Apa itu Justice Collaborator ??

 


Justice collaborator adalah sebutan bagi saksi pelaku yang bekerja sama dengan aparat penegak hukum dalam mengungkap suatu tindak pidana tertentu. Secara sederhana, arti justice collaborator adalah pelaku kejahatan yang memberikan keterangan dan bantuan kepada para penegak hukum. Namun, tidak semua pelaku yang kooperatif dapat disebut sebagai justice collaborator.Seorang justice collaborator memiliki dua peran sekaligus, yakni sebagai tersangka sekaligus saksi yang harus memberikan keterangan dalam persidangan.

Peran atau fungsi justice collaborator ini antara lain:

  1. Untuk mengungkap suatu tindak pidana atau akan terjadinya suatu tindak pidana, sehingga pengembalian aset dari hasil suatu tindak pidana bisa dicapai kepada negara.
  2. Memberikan informasi kepada aparat penegak hukum
  3. Memberikan kesaksian dalam proses peradilan.

Dasar Hukum bagi Justice Collaborator

Dalam peraturan perundang-undangan di Indonesia, justice collaborator dikenal dengan istilah “saksi pelaku” dan/atau “saksi pelaku yang bekerja sama”. Lebih lanjut, ketentuan mengenai justice collaborator atau saksi pelaku yang bekerjasama ini diatur dalam beberapa peraturan, antara lain UU 13/2006 sebagaimana yang telah diubah oleh UU 31/2014; Peraturan Bersama Menkumham, Jaksa Agung, Kapolri, KPK, Ketua Ketua LPSK Nomor M.HH-11.HM.03.02, PER-045/A/JA/12/2011, 1, KEP-B-02/01-55/12/2011, 4 Tahun 2011 tentang Perlindungan Bagi Pelapor, Saksi Pelapor dan Saksi Pelaku yang Bekerjasama (“Peraturan Bersama Perlindungan Saksi”); dan Surat Edaran Mahkamah Agung Nomor 4 Tahun 2011 (“SEMA 4/2011”).

Kemudian, Pasal 1 Angka 3 Peraturan Bersama tentang Perlindungan Saksi menerangkan bahwa saksi pelaku yang bekerjasama adalah saksi yang juga sebagai pelaku suatu tindak pidana yang bersedia membantu aparat penegak hukum untuk mengungkap suatu tindak pidana atau akan terjadinya suatu tindak pidana untuk mengembalikan aset-aset atau hasil suatu tindak pidana kepada negara dengan memberikan informasi kepada aparat penegak hukum serta memberikan kesaksian di dalam proses peradilan.

Pedoman untuk menentukan seseorang sebagai justice collaborator diatur dalam Angka 9 SEMA 4/2011. Aturan ini menerangkan bahwa penetapan seseorang sebagai justice collaborator dilakukan berdasarkan klasifikasi berikut.

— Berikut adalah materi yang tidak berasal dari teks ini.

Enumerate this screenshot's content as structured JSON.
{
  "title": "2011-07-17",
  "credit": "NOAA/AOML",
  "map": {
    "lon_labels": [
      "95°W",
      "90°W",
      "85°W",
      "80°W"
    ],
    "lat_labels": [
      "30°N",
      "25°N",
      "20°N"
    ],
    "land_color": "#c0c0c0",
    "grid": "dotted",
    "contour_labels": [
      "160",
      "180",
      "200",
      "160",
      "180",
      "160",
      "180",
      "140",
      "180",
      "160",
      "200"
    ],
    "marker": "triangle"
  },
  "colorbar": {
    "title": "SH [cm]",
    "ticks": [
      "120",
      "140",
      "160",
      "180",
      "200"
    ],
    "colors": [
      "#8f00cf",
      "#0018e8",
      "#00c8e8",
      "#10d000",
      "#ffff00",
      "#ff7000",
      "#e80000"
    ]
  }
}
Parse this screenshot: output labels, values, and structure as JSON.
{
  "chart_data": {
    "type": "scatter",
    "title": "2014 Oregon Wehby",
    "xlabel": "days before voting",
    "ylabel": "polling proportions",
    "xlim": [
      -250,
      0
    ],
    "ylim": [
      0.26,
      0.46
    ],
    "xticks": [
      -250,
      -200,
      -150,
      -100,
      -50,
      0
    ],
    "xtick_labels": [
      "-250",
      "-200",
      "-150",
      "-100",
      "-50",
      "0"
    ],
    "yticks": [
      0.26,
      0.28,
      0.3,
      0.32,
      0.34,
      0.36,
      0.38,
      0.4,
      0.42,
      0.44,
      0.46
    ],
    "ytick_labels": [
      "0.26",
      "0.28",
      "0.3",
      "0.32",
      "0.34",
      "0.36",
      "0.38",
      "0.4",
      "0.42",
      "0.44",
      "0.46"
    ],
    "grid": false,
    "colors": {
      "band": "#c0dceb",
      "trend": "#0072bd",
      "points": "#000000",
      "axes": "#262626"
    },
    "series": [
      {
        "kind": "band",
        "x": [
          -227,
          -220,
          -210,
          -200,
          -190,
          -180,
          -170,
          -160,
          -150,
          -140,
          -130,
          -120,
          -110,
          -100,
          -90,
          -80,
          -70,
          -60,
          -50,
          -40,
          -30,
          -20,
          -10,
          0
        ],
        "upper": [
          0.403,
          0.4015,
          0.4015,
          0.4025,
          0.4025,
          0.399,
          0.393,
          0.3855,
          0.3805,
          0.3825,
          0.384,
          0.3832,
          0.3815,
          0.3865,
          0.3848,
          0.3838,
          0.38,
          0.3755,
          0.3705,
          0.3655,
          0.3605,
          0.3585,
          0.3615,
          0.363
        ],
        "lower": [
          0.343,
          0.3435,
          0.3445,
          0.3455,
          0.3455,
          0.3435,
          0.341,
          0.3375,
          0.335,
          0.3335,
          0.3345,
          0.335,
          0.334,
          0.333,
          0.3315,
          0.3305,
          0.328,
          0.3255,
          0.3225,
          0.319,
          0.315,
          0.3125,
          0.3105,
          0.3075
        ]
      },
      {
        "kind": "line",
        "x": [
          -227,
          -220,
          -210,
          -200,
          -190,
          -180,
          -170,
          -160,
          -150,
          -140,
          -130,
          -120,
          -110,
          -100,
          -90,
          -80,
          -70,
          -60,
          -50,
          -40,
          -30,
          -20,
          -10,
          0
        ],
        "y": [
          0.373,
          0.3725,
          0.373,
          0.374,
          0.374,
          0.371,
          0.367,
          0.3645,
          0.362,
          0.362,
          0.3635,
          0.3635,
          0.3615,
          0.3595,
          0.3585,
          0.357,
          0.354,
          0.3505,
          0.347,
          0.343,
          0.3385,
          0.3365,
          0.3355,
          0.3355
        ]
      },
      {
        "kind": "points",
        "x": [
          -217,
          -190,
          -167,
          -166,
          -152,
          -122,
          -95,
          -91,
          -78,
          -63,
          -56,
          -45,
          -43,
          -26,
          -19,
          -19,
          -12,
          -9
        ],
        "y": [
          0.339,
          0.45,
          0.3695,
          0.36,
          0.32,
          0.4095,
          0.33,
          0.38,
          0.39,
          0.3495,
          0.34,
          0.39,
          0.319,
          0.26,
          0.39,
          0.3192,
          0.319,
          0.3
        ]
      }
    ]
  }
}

1.  Orang yang bersangkutan merupakan salah satu pelaku tindak pidana tertentu, mengakui kejahatan yang dilakukannya, bukan pelaku utama dalam kejahatan tersebut, serta memberikan keterangan sebagai saksi di dalam proses peradilan.

2. Jaksa Penuntut Umum dalam tuntutannya menyatakan bahwa yang bersangkutan telah memberikan keterangan dan bukti-bukti yang sangat signifikan sehingga penyidik dan/atau penuntut umum dapat mengungkap tindak pidana dimaksud secara efektif, mengungkap pelaku-pelaku lainnya yang memiliki peran lebih besar dan/atau mengembalikan aset-aset/hasil suatu tindak pidana.

Kemudian, atas peran dari justice collaborator tersebut, hakim dalam menentukan pidana yang akan dijatuhkan dapat mempertimbangkan dua hal dalam penjatuhan pidana, yakni menjatuhkan putusan pidana percobaan bersyarat dan/atau pidana penjara paling ringan dengan mempertimbangkan keadilan dalam masyarakat.

Selain itu, Ketua Pengadilan dalam mendistribusikan perkara juga perlu memperhatikan dua hal, yakni memberikan perkara-perkara terkait yang diungkap justice collaborator kepada majelis yang sama sejauh memungkinkan; dan mendahulukan perkara-perkara lain yang diungkap oleh justice collaborator.